The transcription factor CHOP, an effector of the integrated stress response, is required for host sensitivity to the fungal intracellular pathogen Histoplasma capsulatum.

The ability of intracellular pathogens to manipulate host-cell viability is critical to successful infection. Some pathogens promote host-cell survival to protect their replicative niche, whereas others trigger host-cell death to facilitate release and dissemination of the pathogen after intracellular replication has occurred. We previously showed that the intracellular fungal pathogen Histoplasma capsulatum (Hc) uses the secreted protein Cbp1 to actively induce apoptosis in macrophages; interestingly, cbp1 mutant strains are unable to kill macrophages and display severely reduced virulence in the mouse model of Hc infection. To elucidate the mechanism of Cbp1-induced host-cell death, we performed a comprehensive alanine scanning mutagenesis and identified all amino acid residues that are required for Cbp1 to trigger macrophage lysis.
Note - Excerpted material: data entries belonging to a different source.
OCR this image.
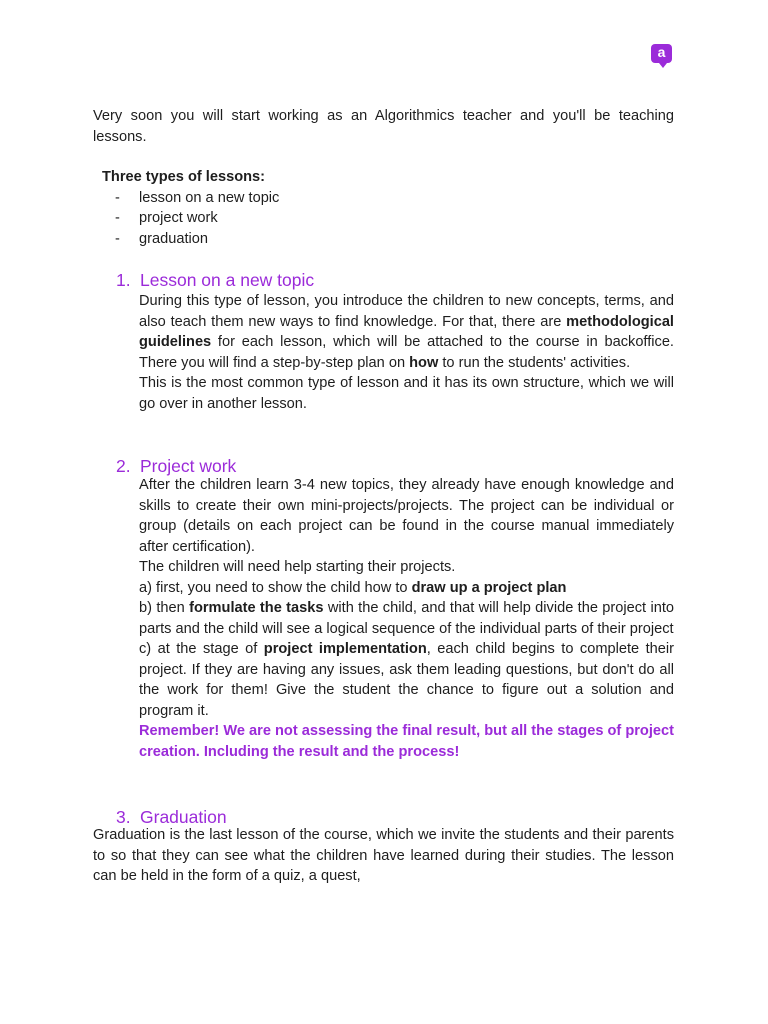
a

Very soon you will start working as an Algorithmics teacher and you'll be teaching lessons.

Three types of lessons:
- lesson on a new topic
- project work
- graduation
1. Lesson on a new topic

During this type of lesson, you introduce the children to new concepts, terms, and also teach them new ways to find knowledge. For that, there are methodological guidelines for each lesson, which will be attached to the course in backoffice. There you will find a step-by-step plan on how to run the students' activities.

This is the most common type of lesson and it has its own structure, which we will go over in another lesson.

2. Project work

After the children learn 3-4 new topics, they already have enough knowledge and skills to create their own mini-projects/projects. The project can be individual or group (details on each project can be found in the course manual immediately after certification).

The children will need help starting their projects.

a) first, you need to show the child how to draw up a project plan

b) then formulate the tasks with the child, and that will help divide the project into parts and the child will see a logical sequence of the individual parts of their project

c) at the stage of project implementation, each child begins to complete their project. If they are having any issues, ask them leading questions, but don't do all the work for them! Give the student the chance to figure out a solution and program it.

Remember! We are not assessing the final result, but all the stages of project creation. Including the result and the process!

3. Graduation

Graduation is the last lesson of the course, which we invite the students and their parents to so that they can see what the children have learned during their studies. The lesson can be held in the form of a quiz, a quest,
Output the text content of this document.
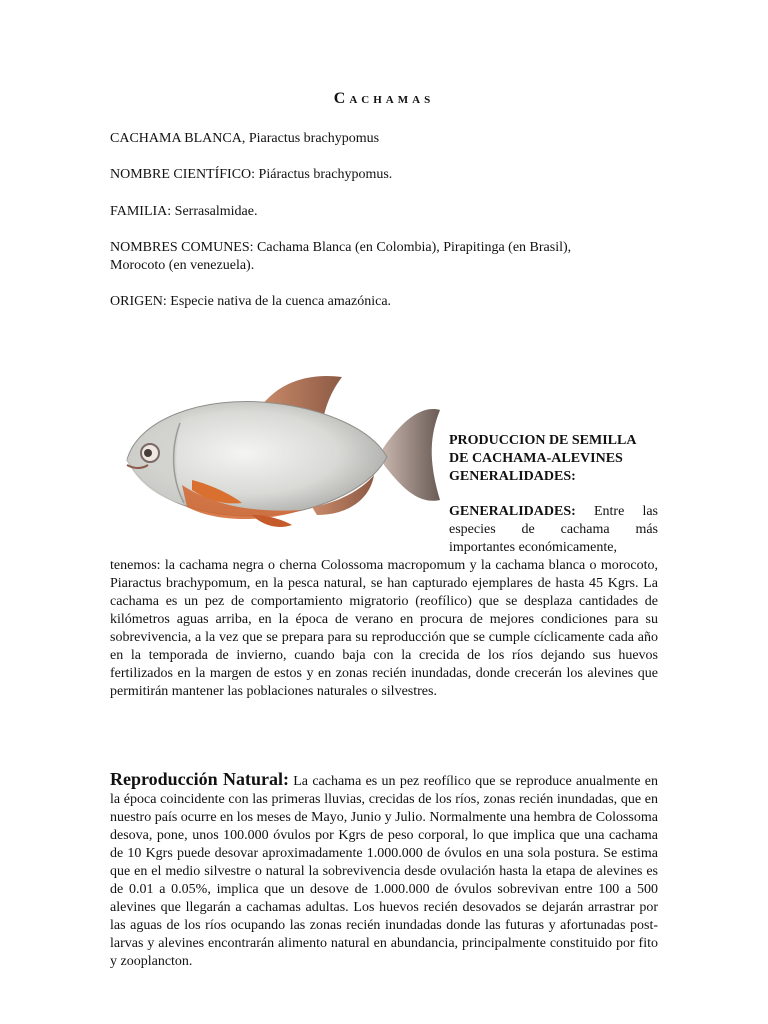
Cachamas
CACHAMA BLANCA, Piaractus brachypomus
NOMBRE CIENTÍFICO: Piáractus brachypomus.
FAMILIA: Serrasalmidae.
NOMBRES COMUNES: Cachama Blanca (en Colombia), Pirapitinga (en Brasil),
Morocoto (en venezuela).
ORIGEN: Especie nativa de la cuenca amazónica.
PRODUCCION DE SEMILLA
DE CACHAMA-ALEVINES
GENERALIDADES:
GENERALIDADES: Entre las especies de cachama más importantes económicamente,
tenemos: la cachama negra o cherna Colossoma macropomum y la cachama blanca o morocoto, Piaractus brachypomum, en la pesca natural, se han capturado ejemplares de hasta 45 Kgrs. La cachama es un pez de comportamiento migratorio (reofílico) que se desplaza cantidades de kilómetros aguas arriba, en la época de verano en procura de mejores condiciones para su sobrevivencia, a la vez que se prepara para su reproducción que se cumple cíclicamente cada año en la temporada de invierno, cuando baja con la crecida de los ríos dejando sus huevos fertilizados en la margen de estos y en zonas recién inundadas, donde crecerán los alevines que permitirán mantener las poblaciones naturales o silvestres.
Reproducción Natural: La cachama es un pez reofílico que se reproduce anualmente en la época coincidente con las primeras lluvias, crecidas de los ríos, zonas recién inundadas, que en nuestro país ocurre en los meses de Mayo, Junio y Julio. Normalmente una hembra de Colossoma desova, pone, unos 100.000 óvulos por Kgrs de peso corporal, lo que implica que una cachama de 10 Kgrs puede desovar aproximadamente 1.000.000 de óvulos en una sola postura. Se estima que en el medio silvestre o natural la sobrevivencia desde ovulación hasta la etapa de alevines es de 0.01 a 0.05%, implica que un desove de 1.000.000 de óvulos sobrevivan entre 100 a 500 alevines que llegarán a cachamas adultas. Los huevos recién desovados se dejarán arrastrar por las aguas de los ríos ocupando las zonas recién inundadas donde las futuras y afortunadas post-larvas y alevines encontrarán alimento natural en abundancia, principalmente constituido por fito y zooplancton.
Here we demonstrate that Hc strains expressing lytic CBP1 alleles activate the integrated stress response (ISR) in infected macrophages, as indicated by an increase in eIF2α phosphorylation as well as induction of the transcription factor CHOP and the pseudokinase Tribbles 3 (TRIB3). In contrast, strains bearing a non-lytic allele of CBP1 fail to activate the ISR, whereas a partially lytic CBP1 allele triggers intermediate levels of activation. We further show that macrophages deficient for CHOP or TRIB3 are partially resistant to lysis during Hc infection, indicating that the ISR is critical for susceptibility to Hc-mediated cell death. Moreover, we show that CHOP-dependent macrophage lysis is critical for efficient spread of Hc infection to other macrophages. Notably, CHOP knockout mice display reduced macrophage apoptosis and diminished fungal burden and are markedly resistant to Hc infection. Together, these data indicate that Cbp1 is required for Hc to induce the ISR and mediate a CHOP-dependent virulence pathway in the host.